The competition for employees, both within the industry and from other sectors, is driving hotel operators to experiment with pay, schedules and benefits in the hopes of attracting and holding on to talent.
Aimbridge Hospitality’s approach has been to bring the perks of gig work in-house, said Ann Christenson, executive vice president and chief human resources officer. All Aimbridge employees, both part-time and full-time, those on property and in corporate offices, can request early access to their earned pay. Hotel associates also have the option of picking up shifts at nearby Aimbridge properties.
The “gig pay” option allows all employees to request up to 50% of their earned hours in their wages anytime during that pay period, she said. The company partnered with a financial-wellness platform to make it easy for employees to request early access to their wages through an app with no required approval from a manager.
“Americans are stressed financially, and people are spending up to $10 billion in late fees and having payday loans,” she said. “We wanted to have a vehicle where employees who might have some of that financial stress in their lives to try to ease that.”
Current employees have responded positively to the early access to wages, she said. There has also been a lot of interest from potential hires as well.
With Aimbridge’s scale, particularly within the U.S., its density within markets opens up opportunities for hotel associates to pick up shifts at nearby hotels, Christenson said. While this has been available to associates before, it’s been a manual process, and the company is looking to automate the process to make it easier for staff to pick up shifts at different hotels through an app.

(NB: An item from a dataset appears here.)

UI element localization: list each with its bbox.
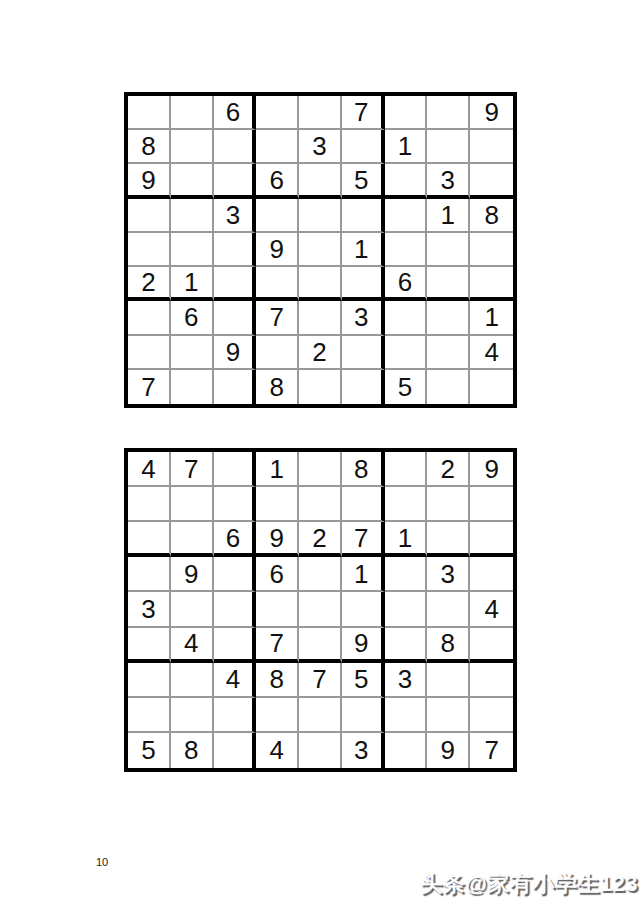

“Everybody’s looking for workers,” she said. “It’s not like there’s a surplus of workers, but within our density in the market, there might be an opportunity to share workers across hotels.”
This allows general managers to share workers among properties while also letting individuals who have the time and interest to pick up hours or overtime, she said. That opens them up to opportunities at new properties, as well. The staff member could be a part-time associate at one hotel with the capacity for additional hours or a full-time employee who wants extra shifts to pay for college or earn more for their family.
The vision for this program is that it builds on employees’ training and background, so the shift their picking up at a different hotel might not necessarily be the same position they have at their original property, she said.
“It’s not just tied to what they’re doing today, but it’s tied to their capabilities and their experiences,” she said.